An apparatus was designed to conduct high-pressure CO2 foam flooding experiments. Experiments were performed with a sand-pack and a fired
Boise sandstone core at a back-pressure
of 2000 psig and room temperature, below the critical temperature of CO2. One additional experiment with fired Boise sandstone
was conducted to investigate CO2 foam flow above the critical temperature of CO2. Surfactant solution and dense
CO2 were co-injected through the porous media. Neodol 25-9 surfactant at 1% concentration and the same salt concentration were used in all experiments.
The data from the sand-pack and Boise=sandstone experiments at room temperature do not show the two conventional foam-flow regimes. Instead, these experiments find a third regime related to the low-quality regime.

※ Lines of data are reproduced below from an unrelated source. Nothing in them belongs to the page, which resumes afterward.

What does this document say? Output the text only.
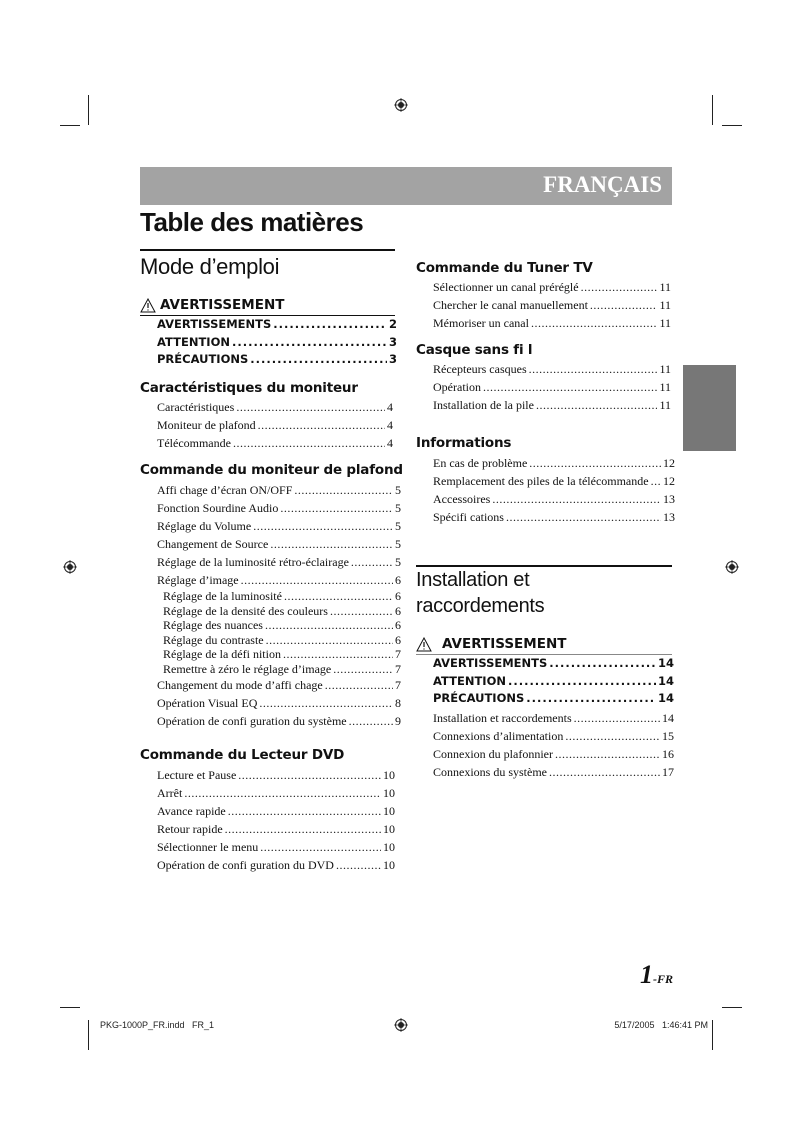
FRANÇAIS
Table des matières
Mode d’emploi
AVERTISSEMENT
AVERTISSEMENTS .....	2
ATTENTION .....	3
PRÉCAUTIONS .....	3
Caractéristiques du moniteur
Caractéristiques .....	4
Moniteur de plafond .....	4
Télécommande .....	4
Commande du moniteur de plafond
Affi chage d’écran ON/OFF .....	5
Fonction Sourdine Audio .....	5
Réglage du Volume .....	5
Changement de Source .....	5
Réglage de la luminosité rétro-éclairage .....	5
Réglage d’image .....	6
Réglage de la luminosité .....	6
Réglage de la densité des couleurs .....	6
Réglage des nuances .....	6
Réglage du contraste .....	6
Réglage de la défi nition .....	7
Remettre à zéro le réglage d’image .....	7
Changement du mode d’affi chage .....	7
Opération Visual EQ .....	8
Opération de confi guration du système .....	9
Commande du Lecteur DVD
Lecture et Pause .....	10
Arrêt .....	10
Avance rapide .....	10
Retour rapide .....	10
Sélectionner le menu .....	10
Opération de confi guration du DVD .....	10
Commande du Tuner TV
Sélectionner un canal préréglé .....	11
Chercher le canal manuellement .....	11
Mémoriser un canal .....	11
Casque sans fi l
Récepteurs casques .....	11
Opération .....	11
Installation de la pile .....	11
Informations
En cas de problème .....	12
Remplacement des piles de la télécommande ..... 12
Accessoires .....	13
Spécifi cations .....	13
Installation et
raccordements
AVERTISSEMENT
AVERTISSEMENTS .....	14
ATTENTION .....	14
PRÉCAUTIONS .....	14
Installation et raccordements .....	14
Connexions d’alimentation .....	15
Connexion du plafonnier .....	16
Connexions du système .....	17
1-FR
PKG-1000P_FR.indd   FR_1	5/17/2005   1:46:41 PM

In this regime, pressure gradients decrease with increasing liquid superficial
velocity at constant gas superficial velocity at constant gas
superficial velocity. The Boise-sandstone experiment above the critical temperature of CO2 did find the two distinct foam-flow
regimes, however.
Earlier theoretical work of Hirasaki and Lawson (1985) and de Vries and Wit (1990) can explain the new behavior seen in our study.
A more sophisticated model combining that of Rossen and Wang (1997) with the effective viscosity of Hirasaki and Lawson predicts the behavior in this new regime. These theories are discussed in the Appendices.